Assignment 2
Work and Energy
Read chapter 8 from Hewitt (pages 103 to 118) Good advice: use the review questions 1 - 20 on pages 119 to 120 as a "reading guide".
The very basic:
Question 1. How much gravitational potential energy is possessed by a 25 kg mass held at a height of 12 meters? The acceleration of gravity is -9.81 m/s/s by most references. You should generally round this value to -10 m/s/s.
E = mgh = 25•10•12 = 3000 J
Question 2. How much kinetic energy is possessed by a 12 kg mass traveling at 5 m/s?
E = 0.5•m•v•v = 0.5•12•5•5 = 150 J
Question 3. A spring is stretched by 2.5 meters from its "relaxed" length by a force of 5.0 N.
3a. What is the spring constant (k) for this spring?
k = F÷∆x = 5 N ÷ 2.5 m = 2 N/m (That is, for every additional 2 N of force applied, the spring gets 1 meter longer).
3b. How much energy is stored in the spring when it given an elongation (∆x) of 2.0 meters?
E = 0.5 •k•∆x•∆x = 0.5 •(2N/m)•2m•2m = 4 N•m or 4 J
Question 4. How much work is required to slide a refrigerator across a floor at constant speed if a 400 N force is required and the movement occurs over 4.0 m?
W = F•d = 400 N • 4 m = 1600 J
A little less basic:
Question 5. A pendulum is found to have a mass of 2.0 kg and its bottom edge is located 1.4 m above the ground at its highest point. How fast is it moving at its lowest point if it just barely misses touching the ground on its swing?
Conservation of energy requires that the potential energy at the highest point equal the kinetic energy at the lowest point as every Joule lost from potential on the way down must be transferred to kinetic. If it is virtually at the bottom at its lowest point it must then have 0 potential energy and a kinetic energy equal to the kinetic energy at the top. We can write: mgh (top) = .5 mv2 (bottom). Solving for v we get v = sqrt(2gh) (since m cancels out). sqrt(2•10•1.4) = 5.3 m/s
Question 6. A ball is dropped from a height of 12.0 meters. How fast is it traveling when it passes the 6.0 meter mark on its way down?

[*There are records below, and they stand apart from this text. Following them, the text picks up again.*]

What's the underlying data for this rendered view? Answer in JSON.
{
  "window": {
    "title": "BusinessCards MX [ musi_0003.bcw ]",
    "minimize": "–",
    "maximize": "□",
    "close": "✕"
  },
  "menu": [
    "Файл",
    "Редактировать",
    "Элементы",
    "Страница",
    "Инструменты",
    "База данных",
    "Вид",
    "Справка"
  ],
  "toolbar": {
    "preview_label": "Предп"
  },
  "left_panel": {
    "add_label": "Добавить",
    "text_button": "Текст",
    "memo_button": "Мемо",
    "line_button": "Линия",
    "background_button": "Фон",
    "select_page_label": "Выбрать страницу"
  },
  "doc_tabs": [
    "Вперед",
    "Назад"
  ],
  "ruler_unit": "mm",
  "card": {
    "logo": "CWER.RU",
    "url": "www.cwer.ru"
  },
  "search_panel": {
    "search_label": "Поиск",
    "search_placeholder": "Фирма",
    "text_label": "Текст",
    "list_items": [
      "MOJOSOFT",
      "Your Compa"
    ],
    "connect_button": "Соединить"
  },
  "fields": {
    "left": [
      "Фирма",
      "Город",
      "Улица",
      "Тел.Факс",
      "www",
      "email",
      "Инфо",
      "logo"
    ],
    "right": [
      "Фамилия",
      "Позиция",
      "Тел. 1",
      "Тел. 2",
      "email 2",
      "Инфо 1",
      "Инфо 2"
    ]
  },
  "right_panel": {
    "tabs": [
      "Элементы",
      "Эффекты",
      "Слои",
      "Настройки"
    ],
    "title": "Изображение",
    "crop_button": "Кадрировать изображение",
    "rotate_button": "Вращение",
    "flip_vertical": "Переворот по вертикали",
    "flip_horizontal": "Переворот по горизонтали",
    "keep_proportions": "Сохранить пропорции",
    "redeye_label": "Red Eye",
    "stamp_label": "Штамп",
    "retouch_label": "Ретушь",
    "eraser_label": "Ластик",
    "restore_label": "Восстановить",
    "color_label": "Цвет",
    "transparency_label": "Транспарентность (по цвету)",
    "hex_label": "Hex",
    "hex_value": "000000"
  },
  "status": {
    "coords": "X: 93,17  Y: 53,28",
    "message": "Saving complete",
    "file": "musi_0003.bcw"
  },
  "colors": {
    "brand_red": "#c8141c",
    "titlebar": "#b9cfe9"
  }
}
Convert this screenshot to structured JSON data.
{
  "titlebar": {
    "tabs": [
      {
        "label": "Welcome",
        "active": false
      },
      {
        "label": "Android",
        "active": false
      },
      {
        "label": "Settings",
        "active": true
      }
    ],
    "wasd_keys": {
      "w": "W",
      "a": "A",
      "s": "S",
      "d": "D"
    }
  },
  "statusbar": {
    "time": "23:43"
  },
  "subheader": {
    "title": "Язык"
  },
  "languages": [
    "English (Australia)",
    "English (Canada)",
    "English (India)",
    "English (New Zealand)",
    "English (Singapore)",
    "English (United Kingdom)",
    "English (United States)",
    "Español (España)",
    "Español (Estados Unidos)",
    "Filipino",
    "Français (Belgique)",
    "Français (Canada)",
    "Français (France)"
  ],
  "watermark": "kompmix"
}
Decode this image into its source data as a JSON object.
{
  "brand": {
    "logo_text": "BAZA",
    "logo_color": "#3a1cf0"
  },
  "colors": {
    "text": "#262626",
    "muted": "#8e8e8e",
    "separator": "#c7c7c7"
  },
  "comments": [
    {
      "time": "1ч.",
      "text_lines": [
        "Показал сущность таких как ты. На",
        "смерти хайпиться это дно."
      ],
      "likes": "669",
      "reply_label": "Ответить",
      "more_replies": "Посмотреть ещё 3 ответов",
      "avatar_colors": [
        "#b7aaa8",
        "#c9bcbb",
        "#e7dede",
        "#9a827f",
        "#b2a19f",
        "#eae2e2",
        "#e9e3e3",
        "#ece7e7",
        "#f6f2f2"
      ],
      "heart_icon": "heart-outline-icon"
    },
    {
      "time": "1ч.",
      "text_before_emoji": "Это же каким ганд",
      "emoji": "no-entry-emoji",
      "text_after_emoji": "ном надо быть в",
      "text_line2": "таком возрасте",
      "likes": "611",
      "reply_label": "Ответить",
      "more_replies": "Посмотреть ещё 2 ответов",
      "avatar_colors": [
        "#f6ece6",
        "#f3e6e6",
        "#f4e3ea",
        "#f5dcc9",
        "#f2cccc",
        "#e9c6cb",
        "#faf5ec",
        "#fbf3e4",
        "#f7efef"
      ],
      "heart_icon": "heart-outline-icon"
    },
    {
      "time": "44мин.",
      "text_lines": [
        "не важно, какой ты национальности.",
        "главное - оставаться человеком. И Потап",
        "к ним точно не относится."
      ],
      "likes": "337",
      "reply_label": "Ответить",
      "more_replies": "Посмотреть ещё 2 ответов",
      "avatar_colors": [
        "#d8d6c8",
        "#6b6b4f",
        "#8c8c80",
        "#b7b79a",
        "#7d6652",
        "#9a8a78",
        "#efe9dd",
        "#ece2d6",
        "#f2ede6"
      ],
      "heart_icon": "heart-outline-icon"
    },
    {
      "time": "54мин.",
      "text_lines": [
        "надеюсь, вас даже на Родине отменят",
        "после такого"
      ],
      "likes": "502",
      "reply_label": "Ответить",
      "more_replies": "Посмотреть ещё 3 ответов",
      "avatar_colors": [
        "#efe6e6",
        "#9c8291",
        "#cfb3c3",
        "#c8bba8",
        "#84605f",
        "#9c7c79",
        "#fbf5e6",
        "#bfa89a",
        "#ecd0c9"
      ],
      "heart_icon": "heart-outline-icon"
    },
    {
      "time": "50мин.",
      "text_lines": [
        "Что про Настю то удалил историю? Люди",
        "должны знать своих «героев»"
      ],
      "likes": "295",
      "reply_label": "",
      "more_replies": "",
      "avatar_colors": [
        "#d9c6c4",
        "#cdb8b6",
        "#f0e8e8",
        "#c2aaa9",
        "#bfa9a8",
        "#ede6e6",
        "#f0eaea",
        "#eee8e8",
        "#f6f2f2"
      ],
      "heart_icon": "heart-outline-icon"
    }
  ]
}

Its gain in kinetic will equal its loss in potential: mg∆h = ∆mv•v and once again v = sqrt(2•g•h) = sqrt(2•10•6) = about 11 m/s.
Look at the physlet located at: http://www.physicsclub.net/physlets/physletprob/ch8_problems/ch8_3_work_energy/New_work_energy8_3_1.html
It may be easier to navigate from this sequence of links: physicsclub home page | Energy Basics | Ball in a Bowl
Question 7: How fast is the green ball moving at the bottom of the bowl?
Hint: Use the top of the green ball as a reference when you get the coordinates and remember that ∆Ep = ∆Ek
The ball starts at -2.6 m and falls to - 1.4 m a change: ∆y = 1.2 m. Its mass is 2 kg so ∆E = 2kg • 10 m/s/s • 1.2 m = 24 J
Kinetic = 24 J at bottom so V = sqrt(24J•.5÷2kg) = about 2.45 m/s
Look at the physlet located at: http://www.physicsclub.net/physlets/physletprob/ch8_problems/ch8_3_work_energy/work_energy_1.html (or navigate: home page, energy basics | work on a bowling ball)
Question 8: After trying all four animations, rank the four paths from most work by gravity to least work by gravity.
The net amount of work is independent of the path. Said another way, since the bowling ball started at the same low potential and finished at the same high potential each time, it necessarily follows that the work done by gravity was the same each time. For what it is worth -- the "hand" (the applied force) did positive work on the bowling ball equal to the product of the weight of the ball times the distance that the ball was moved. The amount of work was the same as the gain in potential energy from top to bottom.